US 12,169,507 B2
Database compaction in distributed data system
Todd Lipcon, San Francisco, CA (US)
Assigned to CLOUDERA, INC., Palo Alto, CA (US)
Filed by Cloudera, Inc., Palo Alto, CA (US)
Filed on May 28, 2019, as Appl. No. 16/424,083.
Application 16/424,083 is a continuation of application No. 15/073,509, filed on Mar. 17, 2016, granted, now 10,346,432.
Claims priority of provisional application 62/134,370, filed on Mar. 17, 2015.
Prior Publication US 2019/0278783 A1, Sep. 12, 2019
This patent is subject to a terminal disclaimer.

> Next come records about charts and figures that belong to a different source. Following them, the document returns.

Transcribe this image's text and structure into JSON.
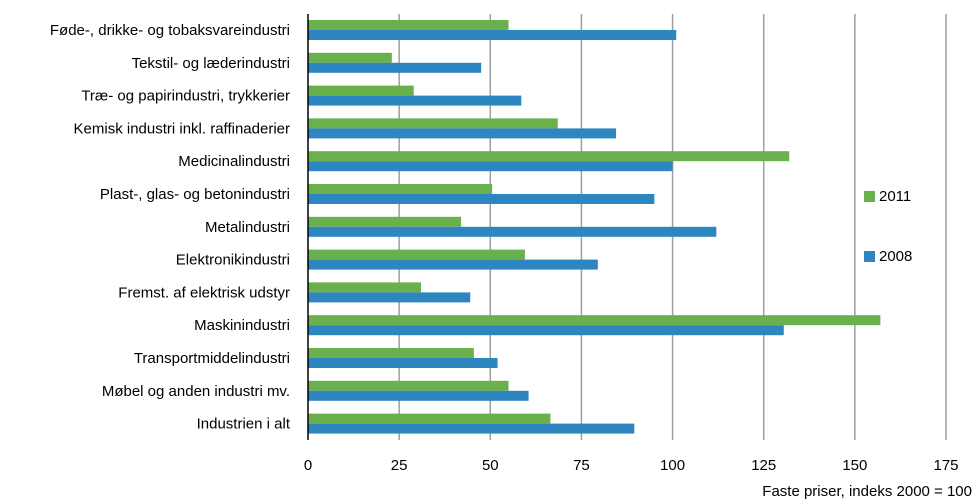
{
  "chart_data": {
    "type": "bar",
    "orientation": "horizontal",
    "categories": [
      "Føde-, drikke- og tobaksvareindustri",
      "Tekstil- og læderindustri",
      "Træ- og papirindustri, trykkerier",
      "Kemisk industri inkl. raffinaderier",
      "Medicinalindustri",
      "Plast-, glas- og betonindustri",
      "Metalindustri",
      "Elektronikindustri",
      "Fremst. af elektrisk udstyr",
      "Maskinindustri",
      "Transportmiddelindustri",
      "Møbel og anden industri mv.",
      "Industrien i alt"
    ],
    "series": [
      {
        "name": "2011",
        "color": "#6ab04c",
        "values": [
          55,
          23,
          29,
          68.5,
          132,
          50.5,
          42,
          59.5,
          31,
          157,
          45.5,
          55,
          66.5
        ]
      },
      {
        "name": "2008",
        "color": "#2e86c1",
        "values": [
          101,
          47.5,
          58.5,
          84.5,
          100,
          95,
          112,
          79.5,
          44.5,
          130.5,
          52,
          60.5,
          89.5
        ]
      }
    ],
    "xlim": [
      0,
      175
    ],
    "xticks": [
      0,
      25,
      50,
      75,
      100,
      125,
      150,
      175
    ],
    "unit_label": "Faste priser, indeks 2000 = 100",
    "grid": "vertical",
    "legend_position": "right"
  }
}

Int. Cl. G06F 16/27 (2019.01)
CPC G06F 16/278 (2019.01) 20 Claims
OG exemplary drawing
 
1. A computer-implemented method for organizing data into segments to improve read performance in a distributed database system having at least a master node and a slave node, the slave node including a data node that hosts a plurality of tablets, the plurality of tablets being a part of a large distributed table managed by the master node, the method comprising:
instantiating corresponding components of a compaction engine respectively on the master node and on the slave node, wherein the master and the slave nodes are physically separated but communicatively coupled together via a network;
determining, by the compaction engine, a height of a tablet within a keyspace of the tablet based on a number of rowsets, in a plurality of rowsets included in the tablet, that have key ranges that overlap;
determining, by the compaction engine, a rowset width of each rowset in the keyspace of the tablet based on a percentage of the keyspace to which the rowset corresponds;
until a minimum operational cost is reached, iteratively calculating, by the compaction engine, an operational cost associated with compaction of two or more rowsets in the keyspace based on the height of the tablet and the rowset widths of the two or more rowsets;
selecting, by the compaction engine, two or more particular rowsets for compaction based on the two or more particular rowsets resulting in the minimum operational cost; and
performing, by the compaction engine through communicating instructions between the master node and the slave node over the network, a compaction of the two or more particular rowsets, the performed compaction resulting in a merger of the two or more particular rowsets,
wherein the compaction results in one or more of: reduction in the height of the tablet, removal of overlapping rowsets, and/or creation of smaller sized rowsets.